Alec Baldwin’s involuntary manslaughter case for the fatal 2021 shooting of Rust cinematographer Halyna Hutchins was tossed out in July, but the Emmy winner is still trying to make sure the whole thing is truly over.
In a filing Friday in New Mexico state court, lawyers for Baldwin requested that Special Prosecutor Kari Morrissey’s long-shot move to have the case reconsidered be firmly and finally shut down.
“No basis exists to reconsider the Court’s decision,” says Baldwin’s attorneys led by Alex Spiro and Luke Nikas regarding their opposition to Morrissey’s request, which Judge Mary Marlowe Sonner has already rejected for being way too long.
“But here comes Kari Morrissey,” they add with no small drip of condescension (read Alec Baldwin’s response to efforts to reopen his case here).
“After she repeatedly violated the State’s disclosure obligations, buried evidence, lied about it at trial, and then lied about her reasons for lying about it, Morrissey has the audacity to ask the Court to order Baldwin to ‘to provide a description and all documents related to when and how they learned of’ evidence that the State suppressed,” the 16-page document reads.
With barely a straight face in what has been a bitter battle on both sides, the lawyers continue: “It is difficult to imagine a more backwards or conceited attempt to blame the victim of the State’s own ‘willful and deliberate misconduct.’ Not only has the State failed to present any new information to warrant reconsideration, but the new information that has emerged since trial only underscores the strength and necessity of the Court’s judgment.
While there isn’t a hearing, virtual or in-person, scheduled for this Hail Mary matter on Morrissey’s part, you can be sure it isn’t a big priority for Sommer, evident in how the judge mocked Morrissey’s initial 52-page retrial request and seemed to have simply ignored subsequent filings by the prosecutor.
You might put a bow on it too based on Sommer’s September 6 quip about Morrissey’s over-the-page-limit argumen: “A winning argument can fit within the limitations of the rule.” Or you might just go with her terming of the prosecution’s sleight of hand conduct over the evidence of more bullets as “egregious” before she ended the whole thing “with prejudice” (which means it can’t be filed again) on the fourth day of Baldwin’s trial in the Santa Fe County courthouse.
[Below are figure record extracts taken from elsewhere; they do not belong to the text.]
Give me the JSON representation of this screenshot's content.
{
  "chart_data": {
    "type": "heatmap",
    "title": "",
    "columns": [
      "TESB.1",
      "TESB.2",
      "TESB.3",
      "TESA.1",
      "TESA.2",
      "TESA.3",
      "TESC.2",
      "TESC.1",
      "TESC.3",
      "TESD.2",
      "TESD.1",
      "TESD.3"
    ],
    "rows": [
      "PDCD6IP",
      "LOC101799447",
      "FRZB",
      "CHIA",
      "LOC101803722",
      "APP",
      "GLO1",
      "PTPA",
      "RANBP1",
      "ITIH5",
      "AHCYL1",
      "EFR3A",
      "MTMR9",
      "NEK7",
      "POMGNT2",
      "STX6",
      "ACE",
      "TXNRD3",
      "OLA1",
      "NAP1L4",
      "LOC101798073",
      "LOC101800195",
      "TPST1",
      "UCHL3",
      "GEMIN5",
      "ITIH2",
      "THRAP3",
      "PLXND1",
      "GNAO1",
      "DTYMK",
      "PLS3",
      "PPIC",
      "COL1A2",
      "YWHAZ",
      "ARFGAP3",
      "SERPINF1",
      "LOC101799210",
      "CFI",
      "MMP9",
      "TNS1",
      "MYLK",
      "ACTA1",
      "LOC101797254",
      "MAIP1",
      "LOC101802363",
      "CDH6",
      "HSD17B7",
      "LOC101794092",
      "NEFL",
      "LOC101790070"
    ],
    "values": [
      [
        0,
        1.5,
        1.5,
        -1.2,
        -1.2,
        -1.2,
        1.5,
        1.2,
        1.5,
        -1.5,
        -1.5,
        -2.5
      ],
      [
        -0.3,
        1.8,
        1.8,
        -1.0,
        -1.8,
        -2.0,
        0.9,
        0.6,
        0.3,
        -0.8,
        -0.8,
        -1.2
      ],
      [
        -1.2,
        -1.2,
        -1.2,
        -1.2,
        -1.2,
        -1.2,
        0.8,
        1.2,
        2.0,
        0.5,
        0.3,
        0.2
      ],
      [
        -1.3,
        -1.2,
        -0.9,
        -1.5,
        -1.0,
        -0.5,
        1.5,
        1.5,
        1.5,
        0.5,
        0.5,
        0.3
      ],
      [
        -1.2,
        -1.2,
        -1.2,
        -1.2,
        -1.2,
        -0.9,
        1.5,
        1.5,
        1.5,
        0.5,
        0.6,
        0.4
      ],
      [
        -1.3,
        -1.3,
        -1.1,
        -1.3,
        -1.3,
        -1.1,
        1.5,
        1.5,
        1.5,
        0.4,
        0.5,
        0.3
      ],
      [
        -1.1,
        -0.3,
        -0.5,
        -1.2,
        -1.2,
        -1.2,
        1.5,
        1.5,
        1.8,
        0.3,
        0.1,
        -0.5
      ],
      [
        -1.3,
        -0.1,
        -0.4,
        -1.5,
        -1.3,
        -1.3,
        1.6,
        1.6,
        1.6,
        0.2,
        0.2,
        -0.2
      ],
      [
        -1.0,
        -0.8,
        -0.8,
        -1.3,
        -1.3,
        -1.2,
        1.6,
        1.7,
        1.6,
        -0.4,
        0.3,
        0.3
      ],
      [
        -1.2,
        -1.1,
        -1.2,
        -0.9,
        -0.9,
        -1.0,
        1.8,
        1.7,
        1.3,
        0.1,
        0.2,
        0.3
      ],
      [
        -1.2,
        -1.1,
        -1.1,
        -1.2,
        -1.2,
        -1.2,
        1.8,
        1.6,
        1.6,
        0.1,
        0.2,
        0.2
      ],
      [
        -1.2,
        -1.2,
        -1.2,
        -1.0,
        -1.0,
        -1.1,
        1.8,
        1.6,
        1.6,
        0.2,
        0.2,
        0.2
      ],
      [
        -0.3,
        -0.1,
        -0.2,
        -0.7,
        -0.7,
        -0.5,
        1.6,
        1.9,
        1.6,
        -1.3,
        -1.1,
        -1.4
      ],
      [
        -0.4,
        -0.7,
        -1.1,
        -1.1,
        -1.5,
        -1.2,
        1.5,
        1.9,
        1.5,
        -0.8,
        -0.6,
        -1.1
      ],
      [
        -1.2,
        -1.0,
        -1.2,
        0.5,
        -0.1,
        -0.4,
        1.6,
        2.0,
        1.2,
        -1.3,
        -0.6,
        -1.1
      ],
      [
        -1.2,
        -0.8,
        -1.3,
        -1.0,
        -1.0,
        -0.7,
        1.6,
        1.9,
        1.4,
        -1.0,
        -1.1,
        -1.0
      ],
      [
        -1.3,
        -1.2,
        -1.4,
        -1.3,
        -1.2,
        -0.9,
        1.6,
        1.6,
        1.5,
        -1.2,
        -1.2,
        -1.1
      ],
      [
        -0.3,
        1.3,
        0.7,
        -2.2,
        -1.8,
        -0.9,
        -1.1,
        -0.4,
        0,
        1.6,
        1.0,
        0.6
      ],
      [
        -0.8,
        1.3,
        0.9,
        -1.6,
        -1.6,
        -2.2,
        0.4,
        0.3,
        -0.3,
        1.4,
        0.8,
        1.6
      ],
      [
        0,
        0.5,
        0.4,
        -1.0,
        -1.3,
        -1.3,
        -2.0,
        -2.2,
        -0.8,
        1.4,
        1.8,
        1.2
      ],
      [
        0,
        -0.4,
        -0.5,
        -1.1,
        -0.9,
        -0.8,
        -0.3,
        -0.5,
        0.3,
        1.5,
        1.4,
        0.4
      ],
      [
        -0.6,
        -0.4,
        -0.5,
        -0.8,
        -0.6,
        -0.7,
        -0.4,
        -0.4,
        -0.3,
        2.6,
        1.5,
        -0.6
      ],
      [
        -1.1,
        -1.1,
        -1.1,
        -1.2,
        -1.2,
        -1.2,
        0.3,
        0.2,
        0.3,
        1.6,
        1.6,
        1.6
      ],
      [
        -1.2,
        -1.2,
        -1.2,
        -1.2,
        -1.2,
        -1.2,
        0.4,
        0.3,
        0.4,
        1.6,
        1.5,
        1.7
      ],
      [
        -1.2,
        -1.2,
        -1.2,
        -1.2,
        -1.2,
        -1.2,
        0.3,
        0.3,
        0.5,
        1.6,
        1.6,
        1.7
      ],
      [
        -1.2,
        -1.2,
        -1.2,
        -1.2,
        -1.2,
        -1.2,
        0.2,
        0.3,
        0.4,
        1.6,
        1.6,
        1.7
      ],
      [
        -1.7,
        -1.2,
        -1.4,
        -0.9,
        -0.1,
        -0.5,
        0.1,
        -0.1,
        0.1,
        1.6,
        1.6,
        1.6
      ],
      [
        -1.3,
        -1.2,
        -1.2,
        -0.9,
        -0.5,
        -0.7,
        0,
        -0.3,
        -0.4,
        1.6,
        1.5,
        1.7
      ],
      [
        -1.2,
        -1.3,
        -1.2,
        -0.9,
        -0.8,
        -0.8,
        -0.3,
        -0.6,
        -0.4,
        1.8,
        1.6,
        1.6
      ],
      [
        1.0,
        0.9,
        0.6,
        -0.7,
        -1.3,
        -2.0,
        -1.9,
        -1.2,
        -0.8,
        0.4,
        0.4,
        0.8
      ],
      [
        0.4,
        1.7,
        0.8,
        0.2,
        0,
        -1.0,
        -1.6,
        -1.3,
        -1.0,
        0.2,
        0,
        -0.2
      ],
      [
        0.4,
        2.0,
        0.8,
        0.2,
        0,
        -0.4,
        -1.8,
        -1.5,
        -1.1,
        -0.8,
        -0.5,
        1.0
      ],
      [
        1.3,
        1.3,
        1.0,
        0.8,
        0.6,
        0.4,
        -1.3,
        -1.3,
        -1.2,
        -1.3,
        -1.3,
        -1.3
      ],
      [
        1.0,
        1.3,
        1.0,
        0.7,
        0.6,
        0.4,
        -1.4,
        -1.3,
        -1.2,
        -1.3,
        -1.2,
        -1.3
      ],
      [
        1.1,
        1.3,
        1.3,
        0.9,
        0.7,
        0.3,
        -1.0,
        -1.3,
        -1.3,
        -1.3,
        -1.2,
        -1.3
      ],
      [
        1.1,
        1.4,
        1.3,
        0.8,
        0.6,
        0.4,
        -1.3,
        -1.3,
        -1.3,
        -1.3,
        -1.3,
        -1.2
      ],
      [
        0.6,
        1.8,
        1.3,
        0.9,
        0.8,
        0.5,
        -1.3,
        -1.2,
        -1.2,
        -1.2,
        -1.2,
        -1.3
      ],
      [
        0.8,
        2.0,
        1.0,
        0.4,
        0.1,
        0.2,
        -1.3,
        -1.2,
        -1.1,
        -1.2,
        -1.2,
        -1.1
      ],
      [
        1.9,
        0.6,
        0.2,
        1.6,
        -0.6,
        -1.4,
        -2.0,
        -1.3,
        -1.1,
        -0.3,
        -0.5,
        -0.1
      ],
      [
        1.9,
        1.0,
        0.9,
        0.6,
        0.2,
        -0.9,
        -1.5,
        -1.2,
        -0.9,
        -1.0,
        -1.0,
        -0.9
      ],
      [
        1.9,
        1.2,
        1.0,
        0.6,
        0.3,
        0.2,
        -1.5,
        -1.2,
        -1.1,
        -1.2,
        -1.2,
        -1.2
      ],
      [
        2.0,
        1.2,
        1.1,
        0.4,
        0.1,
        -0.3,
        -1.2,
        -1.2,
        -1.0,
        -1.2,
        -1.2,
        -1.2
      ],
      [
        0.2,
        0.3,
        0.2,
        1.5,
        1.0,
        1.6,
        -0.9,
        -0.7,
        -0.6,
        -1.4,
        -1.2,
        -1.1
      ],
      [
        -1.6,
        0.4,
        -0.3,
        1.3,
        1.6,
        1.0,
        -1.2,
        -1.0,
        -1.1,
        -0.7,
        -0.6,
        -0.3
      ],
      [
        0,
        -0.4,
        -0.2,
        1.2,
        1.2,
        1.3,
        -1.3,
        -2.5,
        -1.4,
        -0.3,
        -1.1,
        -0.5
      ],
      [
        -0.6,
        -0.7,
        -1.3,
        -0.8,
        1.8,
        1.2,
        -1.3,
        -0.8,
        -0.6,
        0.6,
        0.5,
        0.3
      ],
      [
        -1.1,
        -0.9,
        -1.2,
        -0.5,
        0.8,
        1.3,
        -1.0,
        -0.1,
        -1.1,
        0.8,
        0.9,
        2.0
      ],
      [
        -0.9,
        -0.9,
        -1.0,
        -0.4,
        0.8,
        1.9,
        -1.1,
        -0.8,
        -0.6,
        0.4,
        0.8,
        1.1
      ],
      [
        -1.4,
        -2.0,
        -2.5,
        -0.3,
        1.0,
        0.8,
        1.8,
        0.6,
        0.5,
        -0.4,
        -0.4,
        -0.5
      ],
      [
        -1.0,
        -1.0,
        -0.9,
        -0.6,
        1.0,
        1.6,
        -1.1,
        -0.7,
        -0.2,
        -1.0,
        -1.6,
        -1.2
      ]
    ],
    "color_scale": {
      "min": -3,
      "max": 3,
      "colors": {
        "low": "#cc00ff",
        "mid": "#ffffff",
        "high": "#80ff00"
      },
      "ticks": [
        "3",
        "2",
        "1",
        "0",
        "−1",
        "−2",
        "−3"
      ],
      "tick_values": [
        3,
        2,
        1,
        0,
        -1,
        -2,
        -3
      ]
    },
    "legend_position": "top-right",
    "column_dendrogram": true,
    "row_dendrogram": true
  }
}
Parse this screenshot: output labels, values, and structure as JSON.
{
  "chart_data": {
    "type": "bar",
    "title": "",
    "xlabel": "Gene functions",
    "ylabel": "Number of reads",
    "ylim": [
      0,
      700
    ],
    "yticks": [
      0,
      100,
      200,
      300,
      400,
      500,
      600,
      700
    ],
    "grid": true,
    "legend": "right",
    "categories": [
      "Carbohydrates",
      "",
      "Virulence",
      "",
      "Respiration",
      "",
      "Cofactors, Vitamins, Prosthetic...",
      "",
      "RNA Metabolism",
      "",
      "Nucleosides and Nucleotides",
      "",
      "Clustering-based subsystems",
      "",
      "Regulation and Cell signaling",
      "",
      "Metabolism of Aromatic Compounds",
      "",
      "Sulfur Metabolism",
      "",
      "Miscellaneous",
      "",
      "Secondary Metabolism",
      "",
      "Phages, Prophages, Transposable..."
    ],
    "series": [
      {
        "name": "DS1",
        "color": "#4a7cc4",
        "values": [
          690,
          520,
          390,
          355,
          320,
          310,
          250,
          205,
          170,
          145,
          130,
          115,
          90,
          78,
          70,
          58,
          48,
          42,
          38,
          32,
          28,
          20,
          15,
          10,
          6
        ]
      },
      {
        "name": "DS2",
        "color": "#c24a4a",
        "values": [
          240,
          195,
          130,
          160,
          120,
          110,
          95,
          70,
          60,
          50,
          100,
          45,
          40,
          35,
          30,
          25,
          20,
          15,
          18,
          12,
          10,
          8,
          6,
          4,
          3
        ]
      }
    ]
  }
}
Hutchins was killed, and Rust director Joel Souza was injured, on October 21, 2021 after the Colt .45 Baldwin was pointing at the cinematographer fired off a live round during a rehearsal at the Bonanza Creek Ranch near Santa Fe, where the indie Western was filming. Baldwin, who always insisted he did not pull the trigger and the gun discharged on its own, had faced up to 18 months in state prison if found guilty. The FBI, an independent analysis and the man who actually made the gun all disagreed with Baldwin’s assertion.
Soon set to star in his own TLC reality show with wife Hilaria and their children, Baldwin saw prosecutors fall into a well-timed defense snare when it emerged there were bullets handed over to the Santa Fe Sheriff’s Office that the actor’s lawyers hadn’t seen. The decision by Sommer on July 12, at the end of a rocky evidentiary hearing over a defense motion to dismiss the case over the bullets dropped off to police by ex-Arizona cop Troy Teske, could also mean the release of incarcerated Rust armorer Hannah Gutierrez-Reed from New Mexico state prison.
Currently appealing and trying to get her own case dismissed, Gutierrez-Reed was sentenced to 18 months in a state prison in April after being found guilty of involuntary manslaughter. While a range of theories from sabotage to stray ammunition coming from her father and seasoned Hollywood gun coach Thell Reed have been floated, no full explanation has been established for how several live rounds got onto the already troubled Rust set and how one of those rounds got in the gun Baldwin was holding.
Baldwin still faces nearly a dozen civil suits over the Rust tragedy, while Gutierrez-Reed has a hearing on September 26 that could see her receive an immediate release from detention if Sommer agrees the suppression of the Teske bullets tainted her case too.